Nonlocal van der Waals Approach Merged with Double-Hybrid Density Functionals: Toward the Accurate Treatment of Noncovalent Interactions

Abstract

Noncovalent interactions drive the self-assembly of weakly interacting molecular systems to form supramolecular aggregates, which play a major role in nanotechnology and biochemistry. In this work, we present a thorough assessment of the performance of different double-hybrid density functionals (PBE0-DH-NL, revPBE0-DH-NL, B2PLYP-NL, and TPSS0-DH-NL), as well as their parent hybrid and (meta)GGA functionals, in combination with the most modern version of the nonlocal (NL) van der Waals correction.
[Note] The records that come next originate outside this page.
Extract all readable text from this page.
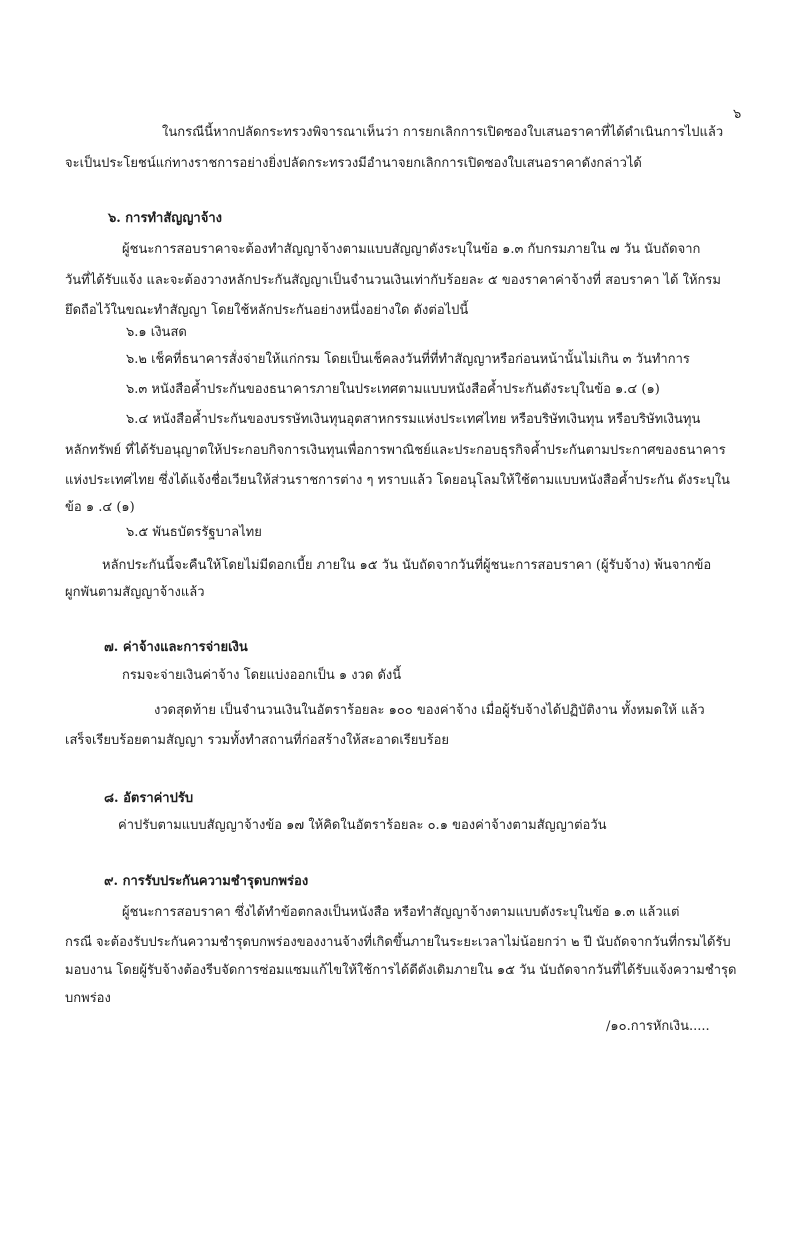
๖
ในกรณีนี้หากปลัดกระทรวงพิจารณาเห็นว่า การยกเลิกการเปิดซองใบเสนอราคาที่ได้ดำเนินการไปแล้ว
จะเป็นประโยชน์แก่ทางราชการอย่างยิ่งปลัดกระทรวงมีอำนาจยกเลิกการเปิดซองใบเสนอราคาดังกล่าวได้
๖. การทำสัญญาจ้าง
ผู้ชนะการสอบราคาจะต้องทำสัญญาจ้างตามแบบสัญญาดังระบุในข้อ ๑.๓ กับกรมภายใน ๗ วัน นับถัดจาก
วันที่ได้รับแจ้ง และจะต้องวางหลักประกันสัญญาเป็นจำนวนเงินเท่ากับร้อยละ ๕ ของราคาค่าจ้างที่ สอบราคา ได้ ให้กรม
ยึดถือไว้ในขณะทำสัญญา โดยใช้หลักประกันอย่างหนึ่งอย่างใด ดังต่อไปนี้
๖.๑ เงินสด
๖.๒ เช็คที่ธนาคารสั่งจ่ายให้แก่กรม โดยเป็นเช็คลงวันที่ที่ทำสัญญาหรือก่อนหน้านั้นไม่เกิน ๓ วันทำการ
๖.๓ หนังสือค้ำประกันของธนาคารภายในประเทศตามแบบหนังสือค้ำประกันดังระบุในข้อ ๑.๔ (๑)
๖.๔ หนังสือค้ำประกันของบรรษัทเงินทุนอุตสาหกรรมแห่งประเทศไทย หรือบริษัทเงินทุน หรือบริษัทเงินทุน
หลักทรัพย์ ที่ได้รับอนุญาตให้ประกอบกิจการเงินทุนเพื่อการพาณิชย์และประกอบธุรกิจค้ำประกันตามประกาศของธนาคาร
แห่งประเทศไทย ซึ่งได้แจ้งชื่อเวียนให้ส่วนราชการต่าง ๆ ทราบแล้ว โดยอนุโลมให้ใช้ตามแบบหนังสือค้ำประกัน ดังระบุใน
ข้อ ๑ .๔ (๑)
๖.๕ พันธบัตรรัฐบาลไทย
หลักประกันนี้จะคืนให้โดยไม่มีดอกเบี้ย ภายใน ๑๕ วัน นับถัดจากวันที่ผู้ชนะการสอบราคา (ผู้รับจ้าง) พ้นจากข้อ
ผูกพันตามสัญญาจ้างแล้ว
๗. ค่าจ้างและการจ่ายเงิน
กรมจะจ่ายเงินค่าจ้าง โดยแบ่งออกเป็น ๑ งวด ดังนี้
งวดสุดท้าย เป็นจำนวนเงินในอัตราร้อยละ ๑๐๐ ของค่าจ้าง เมื่อผู้รับจ้างได้ปฏิบัติงาน ทั้งหมดให้ แล้ว
เสร็จเรียบร้อยตามสัญญา รวมทั้งทำสถานที่ก่อสร้างให้สะอาดเรียบร้อย
๘. อัตราค่าปรับ
ค่าปรับตามแบบสัญญาจ้างข้อ ๑๗ ให้คิดในอัตราร้อยละ ๐.๑ ของค่าจ้างตามสัญญาต่อวัน
๙. การรับประกันความชำรุดบกพร่อง
ผู้ชนะการสอบราคา ซึ่งได้ทำข้อตกลงเป็นหนังสือ หรือทำสัญญาจ้างตามแบบดังระบุในข้อ ๑.๓ แล้วแต่
กรณี จะต้องรับประกันความชำรุดบกพร่องของงานจ้างที่เกิดขึ้นภายในระยะเวลาไม่น้อยกว่า ๒ ปี นับถัดจากวันที่กรมได้รับ
มอบงาน โดยผู้รับจ้างต้องรีบจัดการซ่อมแซมแก้ไขให้ใช้การได้ดีดังเดิมภายใน ๑๕ วัน นับถัดจากวันที่ได้รับแจ้งความชำรุด
บกพร่อง
/๑๐.การหักเงิน.....
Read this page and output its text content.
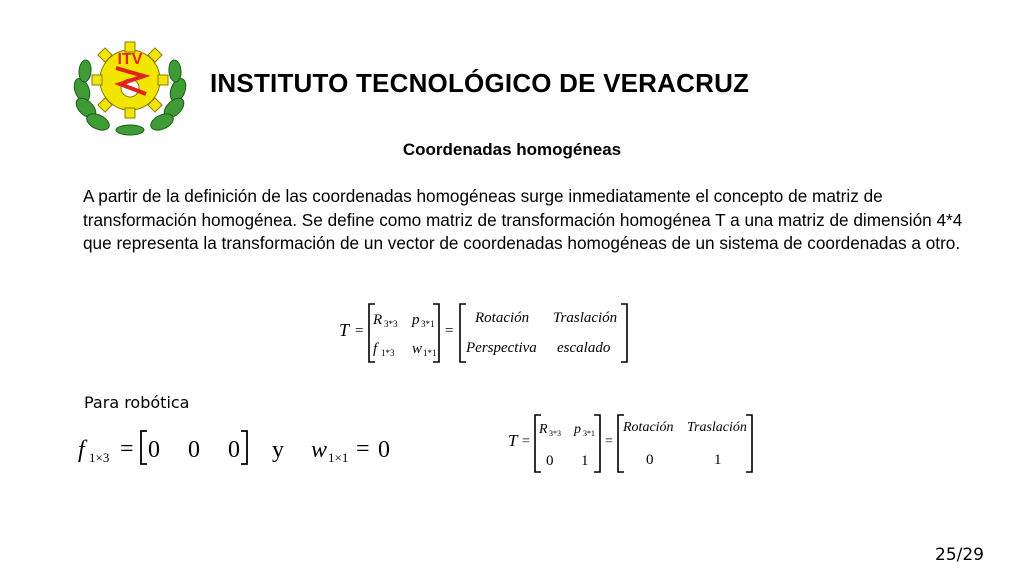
ITV
INSTITUTO TECNOLÓGICO DE VERACRUZ
Coordenadas homogéneas
A partir de la definición de las coordenadas homogéneas surge inmediatamente el concepto de matriz de transformación homogénea. Se define como matriz de transformación homogénea T a una matriz de dimensión 4*4 que representa la transformación de un vector de coordenadas homogéneas de un sistema de coordenadas a otro.
T =
R 3*3 p 3*1
f 1*3 w 1*1
=
Rotación Traslación
Perspectiva escalado
Para robótica
f 1×3 = 0 0 0 y w 1×1 = 0	T =
R 3*3 p 3*1
0 1
=
Rotación Traslación
0	1
25/29
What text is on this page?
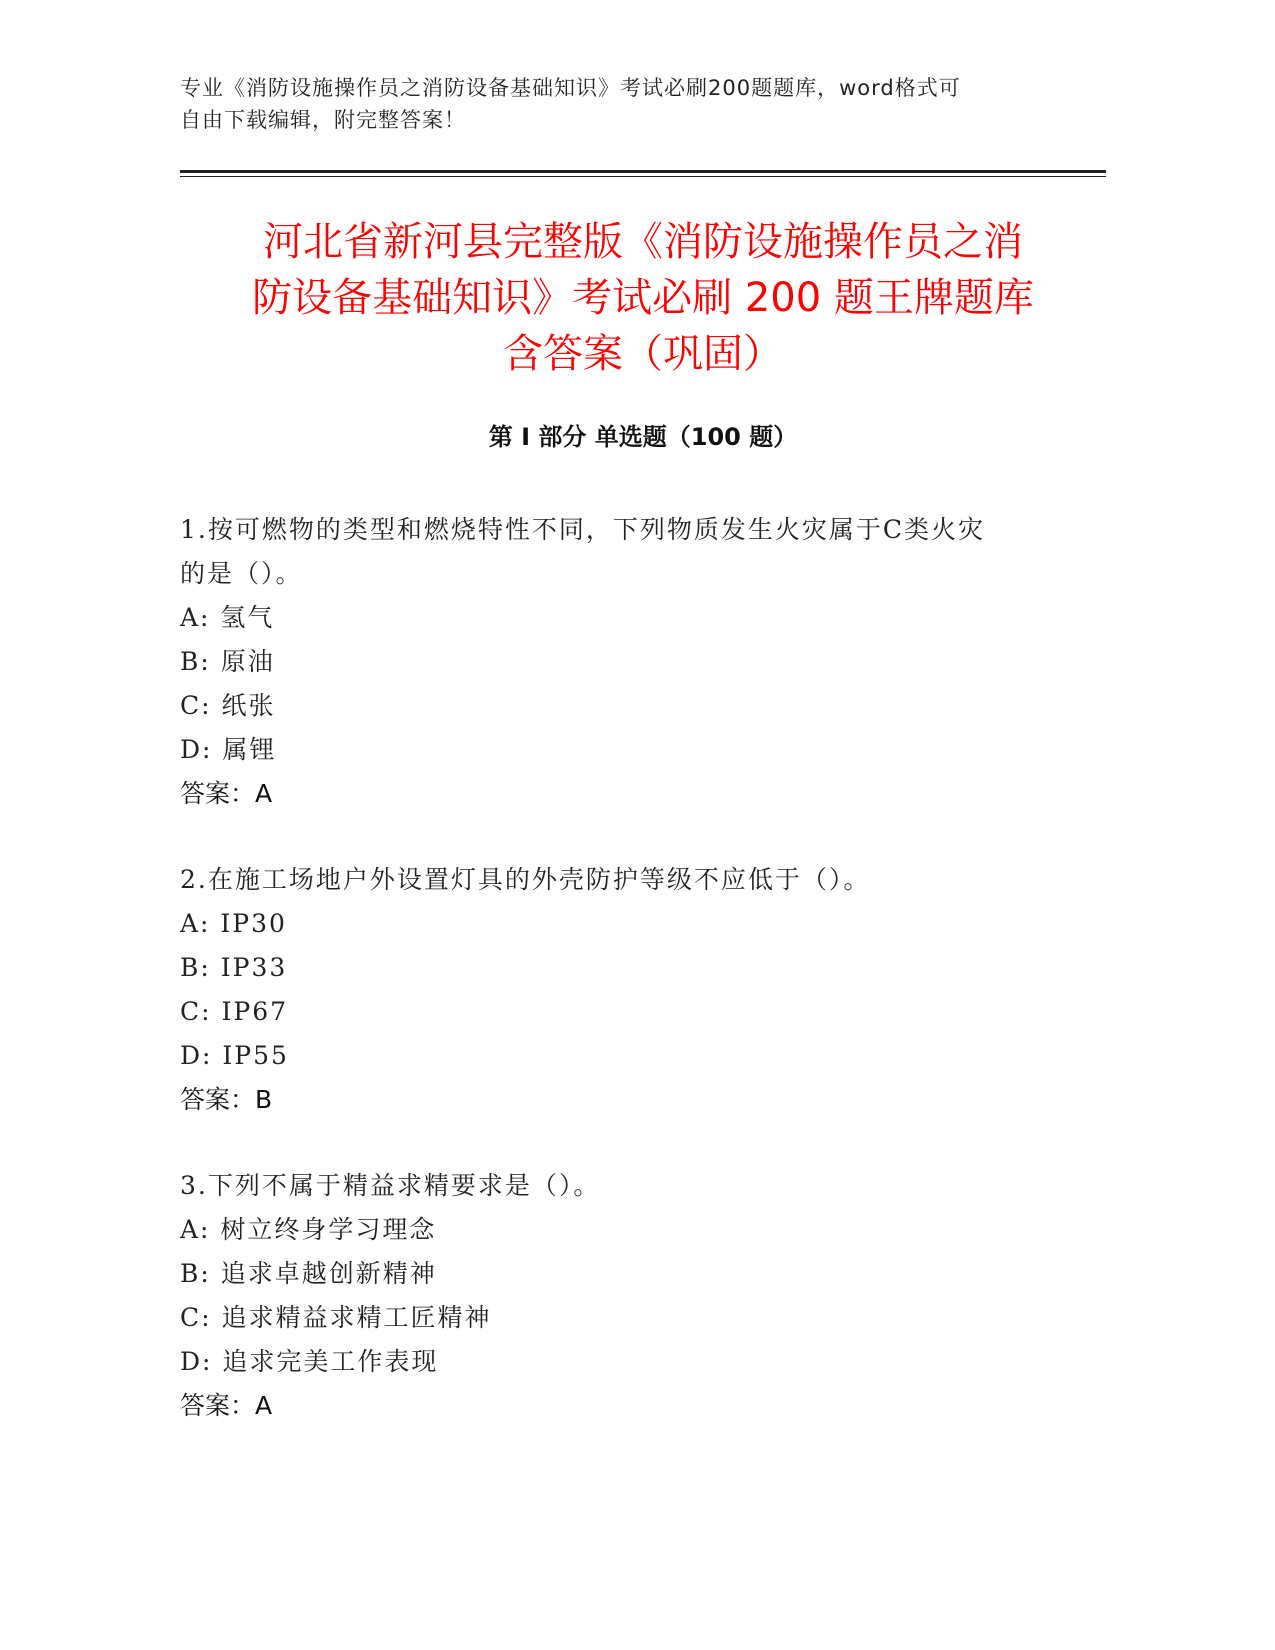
专业《消防设施操作员之消防设备基础知识》考试必刷200题题库，word格式可
自由下载编辑，附完整答案！
河北省新河县完整版《消防设施操作员之消
防设备基础知识》考试必刷 200 题王牌题库
含答案（巩固）
第 I 部分 单选题（100 题）

1.按可燃物的类型和燃烧特性不同，下列物质发生火灾属于C类火灾
的是（）。

A: 氢气

B: 原油

C: 纸张

D: 属锂

答案：A

2.在施工场地户外设置灯具的外壳防护等级不应低于（）。

A: IP30

B: IP33

C: IP67

D: IP55

答案：B

3.下列不属于精益求精要求是（）。

A: 树立终身学习理念

B: 追求卓越创新精神

C: 追求精益求精工匠精神

D: 追求完美工作表现

答案：A
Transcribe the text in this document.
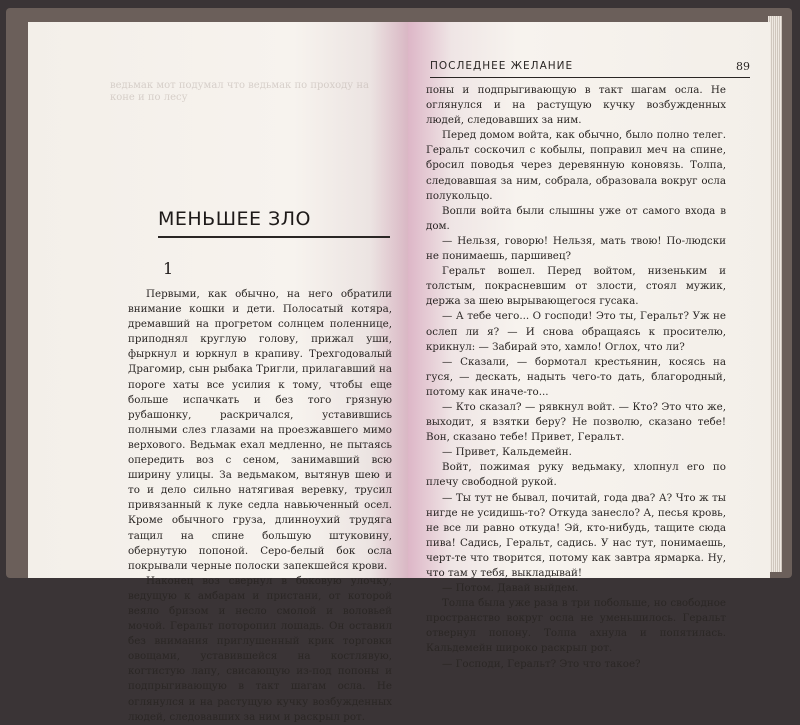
ведьмак мот подумал что ведьмак по проходу на коне и по лесу
МЕНЬШЕЕ ЗЛО
1

Первыми, как обычно, на него обратили внимание кошки и дети. Полосатый котяра, дремавший на прогретом солнцем поленнице, приподнял круглую голову, прижал уши, фыркнул и юркнул в крапиву. Трехгодовалый Драгомир, сын рыбака Тригли, прилагавший на пороге хаты все усилия к тому, чтобы еще больше испачкать и без того грязную рубашонку, раскричался, уставившись полными слез глазами на проезжавшего мимо верхового. Ведьмак ехал медленно, не пытаясь опередить воз с сеном, занимавший всю ширину улицы. За ведьмаком, вытянув шею и то и дело сильно натягивая веревку, трусил привязанный к луке седла навьюченный осел. Кроме обычного груза, длинноухий трудяга тащил на спине большую штуковину, обернутую попоной. Серо-белый бок осла покрывали черные полоски запекшейся крови.

Наконец воз свернул в боковую улочку, ведущую к амбарам и пристани, от которой веяло бризом и несло смолой и воловьей мочой. Геральт поторопил лошадь. Он оставил без внимания приглушенный крик торговки овощами, уставившейся на костлявую, когтистую лапу, свисающую из-под попоны и подпрыгивающую в такт шагам осла. Не оглянулся и на растущую кучку возбужденных людей, следовавших за ним и раскрыл рот.

ПОСЛЕДНЕЕ ЖЕЛАНИЕ	89

поны и подпрыгивающую в такт шагам осла. Не оглянулся и на растущую кучку возбужденных людей, следовавших за ним.

Перед домом войта, как обычно, было полно телег. Геральт соскочил с кобылы, поправил меч на спине, бросил поводья через деревянную коновязь. Толпа, следовавшая за ним, собрала, образовала вокруг осла полукольцо.

Вопли войта были слышны уже от самого входа в дом.

— Нельзя, говорю! Нельзя, мать твою! По-людски не понимаешь, паршивец?

Геральт вошел. Перед войтом, низеньким и толстым, покрасневшим от злости, стоял мужик, держа за шею вырывающегося гусака.

— А тебе чего... О господи! Это ты, Геральт? Уж не ослеп ли я? — И снова обращаясь к просителю, крикнул: — Забирай это, хамло! Оглох, что ли?

— Сказали, — бормотал крестьянин, косясь на гуся, — дескать, надыть чего-то дать, благородный, потому как иначе-то...

— Кто сказал? — рявкнул войт. — Кто? Это что же, выходит, я взятки беру? Не позволю, сказано тебе! Вон, сказано тебе! Привет, Геральт.

— Привет, Кальдемейн.

Войт, пожимая руку ведьмаку, хлопнул его по плечу свободной рукой.

— Ты тут не бывал, почитай, года два? А? Что ж ты нигде не усидишь-то? Откуда занесло? А, песья кровь, не все ли равно откуда! Эй, кто-нибудь, тащите сюда пива! Садись, Геральт, садись. У нас тут, понимаешь, черт-те что творится, потому как завтра ярмарка. Ну, что там у тебя, выкладывай!

— Потом. Давай выйдем.

Толпа была уже раза в три побольше, но свободное пространство вокруг осла не уменьшилось. Геральт отвернул попону. Толпа ахнула и попятилась. Кальдемейн широко раскрыл рот.

— Господи, Геральт? Это что такое?
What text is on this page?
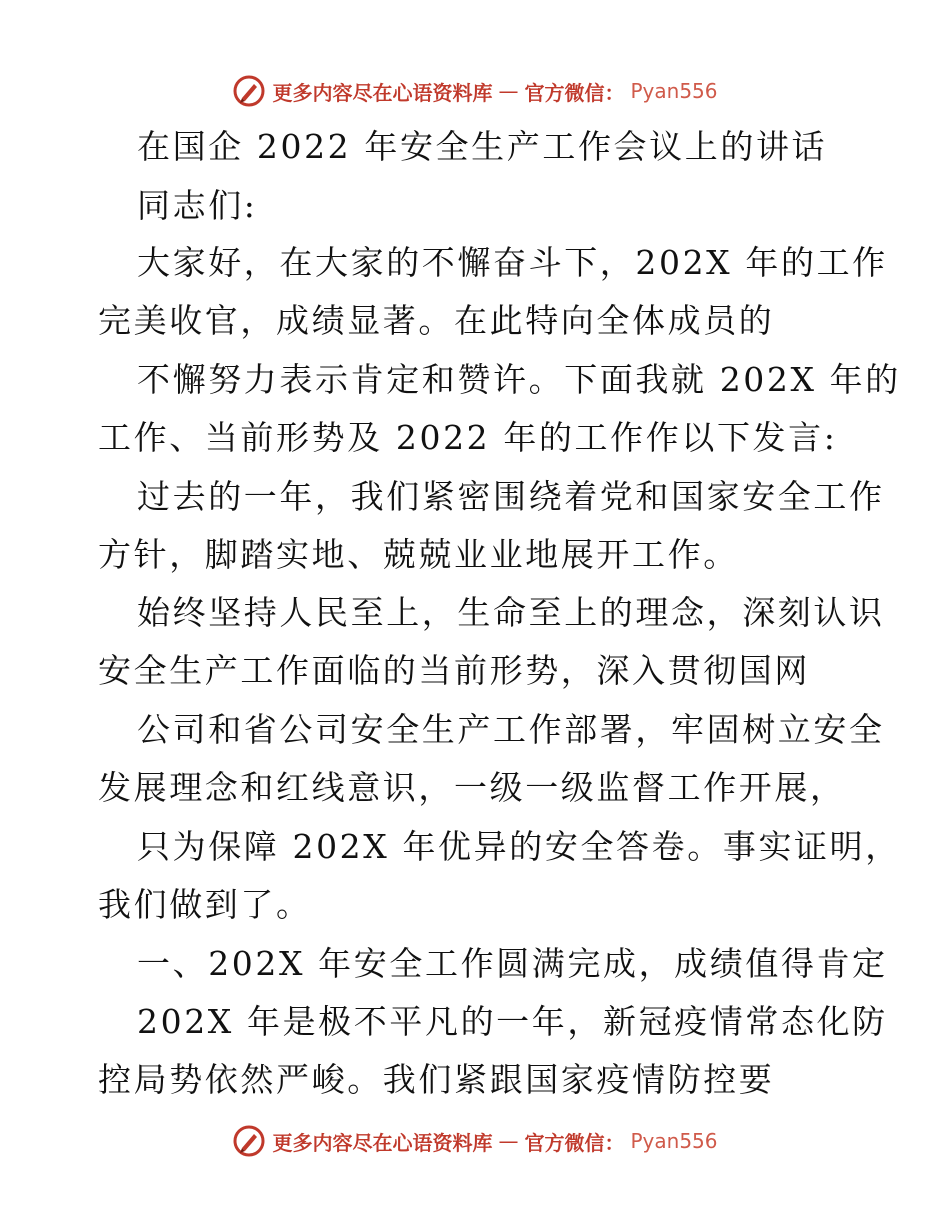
更多内容尽在心语资料库 — 官方微信： Pyan556
在国企 2022 年安全生产工作会议上的讲话
同志们:
大家好，在大家的不懈奋斗下，202X 年的工作
完美收官，成绩显著。在此特向全体成员的
不懈努力表示肯定和赞许。下面我就 202X 年的
工作、当前形势及 2022 年的工作作以下发言:
过去的一年，我们紧密围绕着党和国家安全工作
方针，脚踏实地、兢兢业业地展开工作。
始终坚持人民至上，生命至上的理念，深刻认识
安全生产工作面临的当前形势，深入贯彻国网
公司和省公司安全生产工作部署，牢固树立安全
发展理念和红线意识，一级一级监督工作开展，
只为保障 202X 年优异的安全答卷。事实证明，
我们做到了。
一、202X 年安全工作圆满完成，成绩值得肯定
202X 年是极不平凡的一年，新冠疫情常态化防
控局势依然严峻。我们紧跟国家疫情防控要
更多内容尽在心语资料库 — 官方微信： Pyan556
It is shown that this nonlocal correction can be successfully coupled with double-hybrid density functionals thanks to the short-range attenuation parameter b, which has been optimized against reference interaction energies of benchmarking molecular complexes (S22 and S66 databases). Among all the double-hybrid functionals evaluated, revPBE0-DH-NL and B2PLYP-NL behave remarkably accurate with mean unsigned errors (MUE) as small as 0.20 kcal/mol for the training sets and in the 0.25–0.42 kcal/mol range for an independent database (NCCE31). They can be thus seen as appropriate functionals to use in a broad number of applications where noncovalent interactions play an important role. Overall, the nonlocal van der Waals approach combined with last-generation density functionals is confirmed as an accurate and affordable computational tool for the modeling of weakly bonded molecular systems.